Turn me on Gov

 It would have been inappropriate to call this book 'Schadenfreude.' Had we done so we might have sold a few copies in Germany at best. Alas, the thought of an unattended book signing in Dusseldorf did not quite hold the same appeal of one man and a dog ateending a similar function at Cheltenham or Newbury so we went with Turn Me On Guv, something more traditionally English.

 But the German word sums up much of the essence of this collection of anecdotes - the derivation of pleasure from the misfortune of others. I don't feel too bad about that because I like to think I practise a bit of self-schadenfreude - if there is such a thing.
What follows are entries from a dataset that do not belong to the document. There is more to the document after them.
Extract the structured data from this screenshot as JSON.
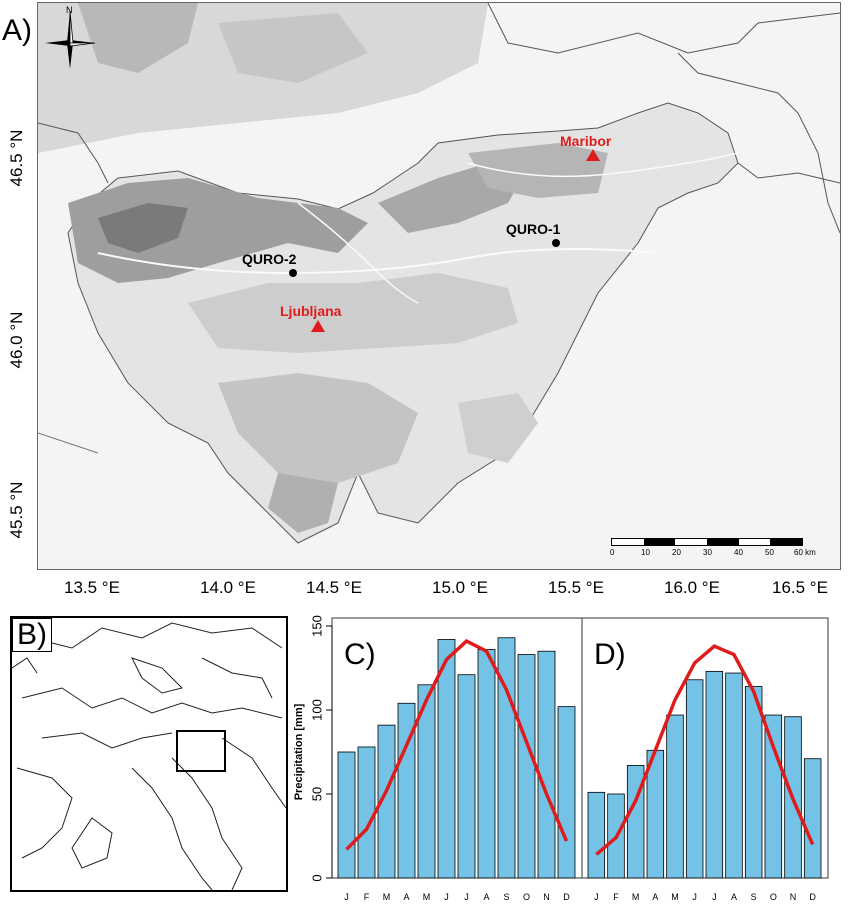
{
  "panels": {
    "a": "A)",
    "b": "B)",
    "c": "C)",
    "d": "D)"
  },
  "north_label": "N",
  "latitude_labels": [
    "46.5 °N",
    "46.0 °N",
    "45.5 °N"
  ],
  "longitude_labels": [
    "13.5 °E",
    "14.0 °E",
    "14.5 °E",
    "15.0 °E",
    "15.5 °E",
    "16.0 °E",
    "16.5 °E"
  ],
  "stations": [
    {
      "name": "QURO-1"
    },
    {
      "name": "QURO-2"
    }
  ],
  "cities": [
    {
      "name": "Maribor"
    },
    {
      "name": "Ljubljana"
    }
  ],
  "scale_bar": {
    "labels": [
      "0",
      "10",
      "20",
      "30",
      "40",
      "50",
      "60 km"
    ]
  },
  "colors": {
    "city": "#e01b1b",
    "bar": "#74c3e6",
    "curve": "#e01b1b"
  },
  "chart_data": [
    {
      "type": "bar",
      "panel": "C)",
      "categories": [
        "J",
        "F",
        "M",
        "A",
        "M",
        "J",
        "J",
        "A",
        "S",
        "O",
        "N",
        "D"
      ],
      "series": [
        {
          "type": "bar",
          "values": [
            75,
            78,
            91,
            104,
            115,
            142,
            121,
            136,
            143,
            133,
            135,
            102
          ]
        },
        {
          "type": "line",
          "values": [
            17,
            29,
            52,
            79,
            106,
            130,
            141,
            135,
            112,
            81,
            50,
            22
          ]
        }
      ],
      "ylabel": "Precipitation [mm]",
      "ylim": [
        0,
        150
      ],
      "yticks": [
        0,
        50,
        100,
        150
      ]
    },
    {
      "type": "bar",
      "panel": "D)",
      "categories": [
        "J",
        "F",
        "M",
        "A",
        "M",
        "J",
        "J",
        "A",
        "S",
        "O",
        "N",
        "D"
      ],
      "series": [
        {
          "type": "bar",
          "values": [
            51,
            50,
            67,
            76,
            97,
            118,
            123,
            122,
            114,
            97,
            96,
            71
          ]
        },
        {
          "type": "line",
          "values": [
            14,
            24,
            46,
            76,
            106,
            128,
            138,
            133,
            111,
            78,
            47,
            20
          ]
        }
      ],
      "ylim": [
        0,
        150
      ]
    }
  ]
}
Since I joined the Daily Telegraph back in 1993, I have produced a weekly column, the racing diary which, I hope, provides a little light entertainment for those (close relations) who read it for breakfast. That is certainly the idea. Like Hot Cherry, this book's predecessor, it is the best (least worst), most recent stories to have appeared in that column which I hope have raised a smile at the time and that they continue to do so.
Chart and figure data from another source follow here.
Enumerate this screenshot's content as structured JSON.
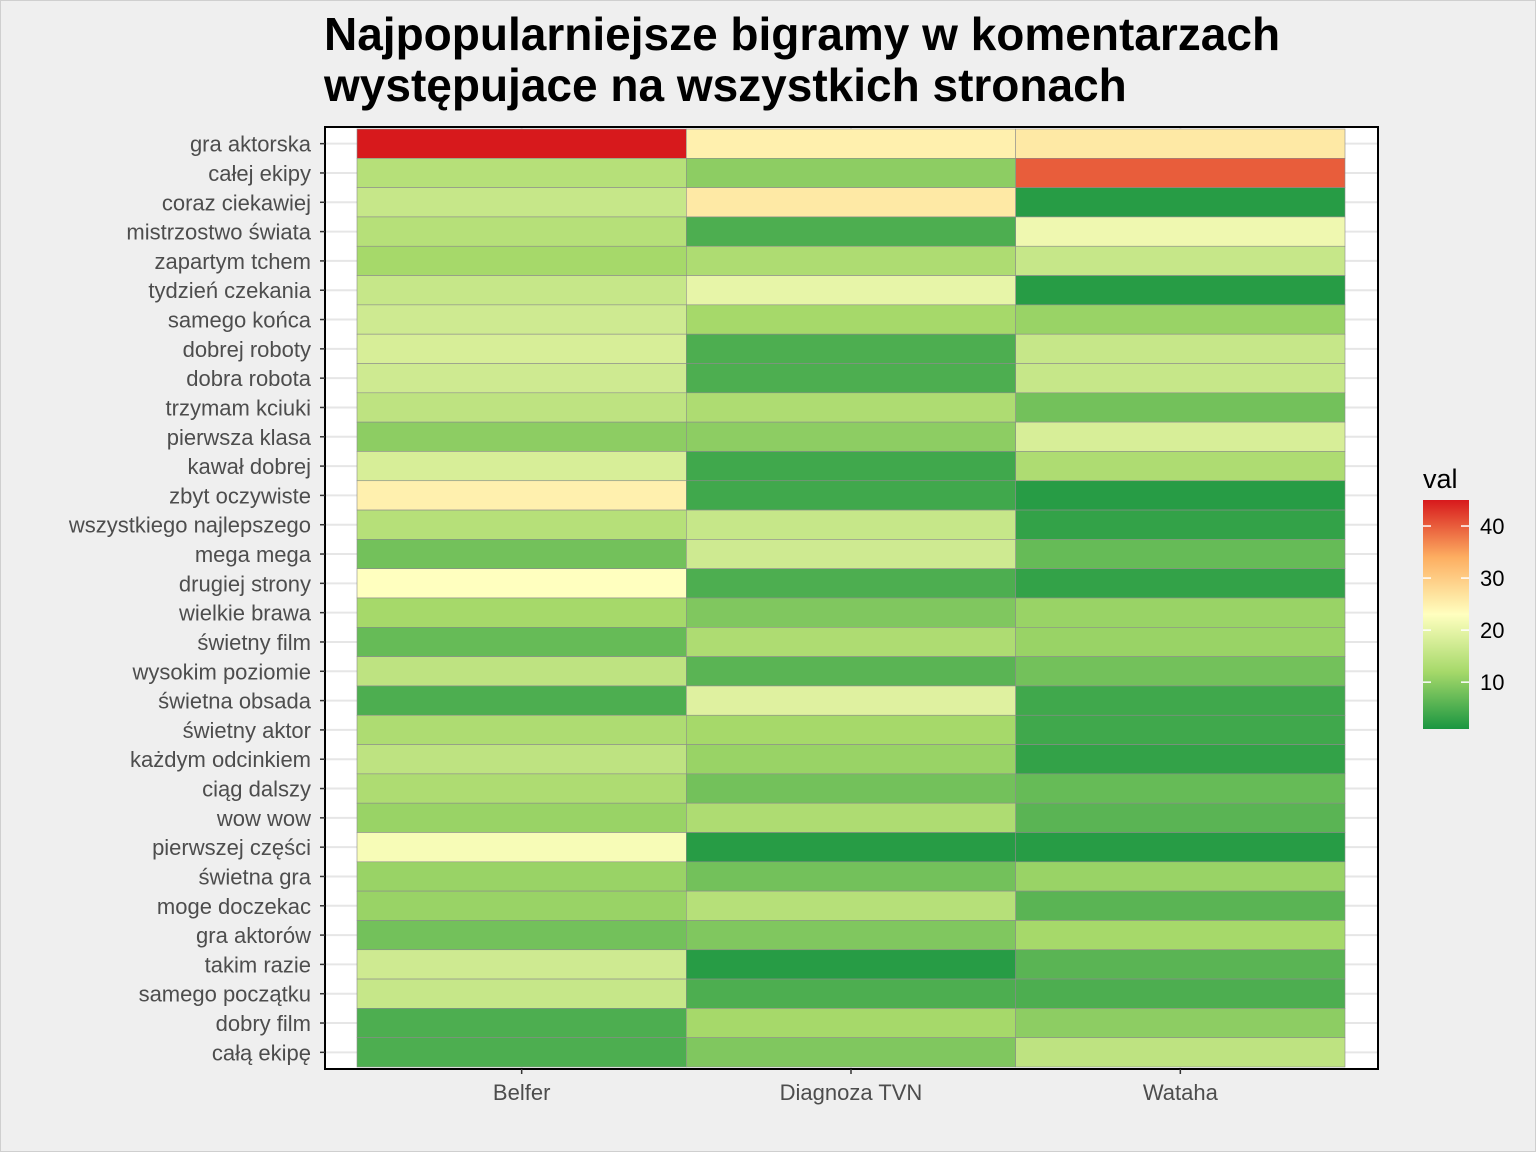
{
  "chart_data": {
    "type": "heatmap",
    "title": "Najpopularniejsze bigramy w komentarzach występujace na wszystkich stronach",
    "title_lines": [
      "Najpopularniejsze bigramy w komentarzach",
      "występujace na wszystkich stronach"
    ],
    "xlabel": "",
    "ylabel": "",
    "x_categories": [
      "Belfer",
      "Diagnoza TVN",
      "Wataha"
    ],
    "y_categories": [
      "gra aktorska",
      "całej ekipy",
      "coraz ciekawiej",
      "mistrzostwo świata",
      "zapartym tchem",
      "tydzień czekania",
      "samego końca",
      "dobrej roboty",
      "dobra robota",
      "trzymam kciuki",
      "pierwsza klasa",
      "kawał dobrej",
      "zbyt oczywiste",
      "wszystkiego najlepszego",
      "mega mega",
      "drugiej strony",
      "wielkie brawa",
      "świetny film",
      "wysokim poziomie",
      "świetna obsada",
      "świetny aktor",
      "każdym odcinkiem",
      "ciąg dalszy",
      "wow wow",
      "pierwszej części",
      "świetna gra",
      "moge doczekac",
      "gra aktorów",
      "takim razie",
      "samego początku",
      "dobry film",
      "całą ekipę"
    ],
    "values": [
      [
        45,
        25,
        26
      ],
      [
        14,
        10,
        40
      ],
      [
        16,
        26,
        2
      ],
      [
        14,
        5,
        21
      ],
      [
        12,
        13,
        16
      ],
      [
        16,
        20,
        2
      ],
      [
        17,
        12,
        11
      ],
      [
        18,
        5,
        16
      ],
      [
        17,
        5,
        16
      ],
      [
        15,
        13,
        8
      ],
      [
        10,
        10,
        18
      ],
      [
        18,
        4,
        13
      ],
      [
        25,
        4,
        2
      ],
      [
        14,
        16,
        3
      ],
      [
        8,
        17,
        7
      ],
      [
        23,
        5,
        3
      ],
      [
        12,
        9,
        11
      ],
      [
        7,
        13,
        11
      ],
      [
        15,
        6,
        8
      ],
      [
        5,
        19,
        4
      ],
      [
        13,
        12,
        4
      ],
      [
        15,
        11,
        3
      ],
      [
        13,
        8,
        7
      ],
      [
        11,
        13,
        6
      ],
      [
        22,
        2,
        2
      ],
      [
        11,
        8,
        11
      ],
      [
        11,
        14,
        6
      ],
      [
        8,
        9,
        12
      ],
      [
        17,
        2,
        6
      ],
      [
        16,
        5,
        5
      ],
      [
        5,
        12,
        10
      ],
      [
        5,
        9,
        15
      ]
    ],
    "legend": {
      "title": "val",
      "ticks": [
        10,
        20,
        30,
        40
      ],
      "range": [
        1,
        45
      ],
      "colors": [
        "#1a9641",
        "#a6d96a",
        "#ffffbf",
        "#fdae61",
        "#d7191c"
      ],
      "placement": "right"
    },
    "grid": true
  }
}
So why Turn Me On Guv? Hot Cherry was so called because Hot Cherry, an inflatable doll used to breaik in a difficult horse, was one of the stars of the book. For continuity we were quite keen on Hot Cherry Rides Again but, after suffering a couple of unfortunately terminal puncture wounds on her epic gallop through a Kent village, there was no way she'd ride anything again.
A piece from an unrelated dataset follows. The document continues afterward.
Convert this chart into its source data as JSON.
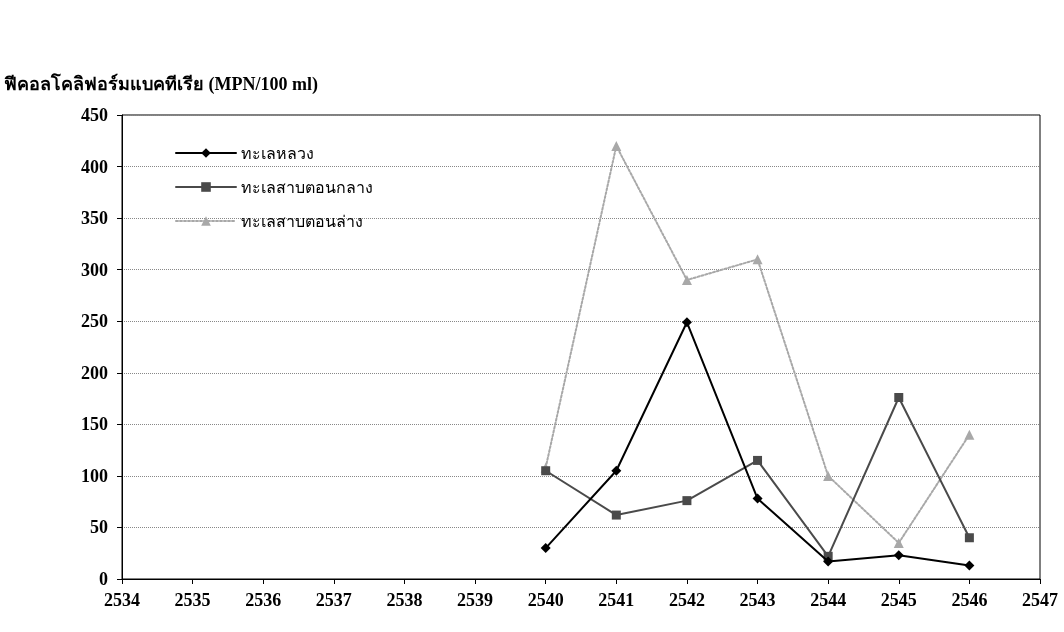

Turn Me On Guv is the punchline to one iof the stories involving the Derby winning trainer Mike bell and the highly successful but also extremely attractive female jockey Hayley Turner but beyond that I will not spoil it for you.

I hope that one of the attractions of the column and, therefore, the book is that it does not require of the reader an intimate knowledge of racing or horses but just a passing interest. It should suit the expert just as well as the man in the street who only really wants to get infront of the television to watch a race once or twice a year, usually for the Grand National or Derby.

HOT CHERRY what's it all about?

I once read in an obituary that the recently deceased had a great sense of humour 'but never at anyone else's expense.' They won’t, alas, write that of me when I’m gone.

For most of the 12 years that I have been employed as a racing correspondent for the Daily Telegraph I have written a weekly column, variously called 'on Saturday' or, when it hasn’t appeared on a Saturday (for obvious reasons), the 'Racing Diary.' Latterly I have written once fortnightly for the Horse & Hound .

In these columns we have tried to come up with amusing anecdotes from the extremely colourful sport of horseracing. Many of the characters we’ve come across have not been Champions or multiple winners but people who have lived off their wits and, thankfully, their bottomless pit of humour.

If it is stuff on racing’s most successful you’re looking for then in Hot Cherry you’re probably looking in the wrong place. Often the stories involve hideous misfortune of which there seems an unending source where horses are concerned and, equally often, it has been politically incorrect for which we make absolutely no apology. In fact if you’re at all sensitive or a crusader for political
correctness then I’d advise you to put this book down at once.

The idea behind the Daily Telegraph column has always been to lighten up racing for people who might not necessarily be experts or fanatical punters though hopefully they might have been tickled occasionally. Instead we’ve tried to draw in people from outside racing and those with just a passing interest so we hope this collection has a wider appeal than your average 100 percent-proof racing book.

Equally not everyone (sadly) reads the Daily Telegraph and some who do don’t get as far as the sports pages hence the reason for putting together the best (make that least worst) items under one roof for those who may be unfamiliar with them.

Undoubtedly the best things about Hot Cherry are the illustrations by Peter Curling, Ireland’s foremost equine artist and raconteur. His serious stuff, I might add, is even better than his sketches for this book. We were lucky to get him on board before one of his commissions was sold at a charity auction for two million Euros and he got any high-faluting ideas about payment.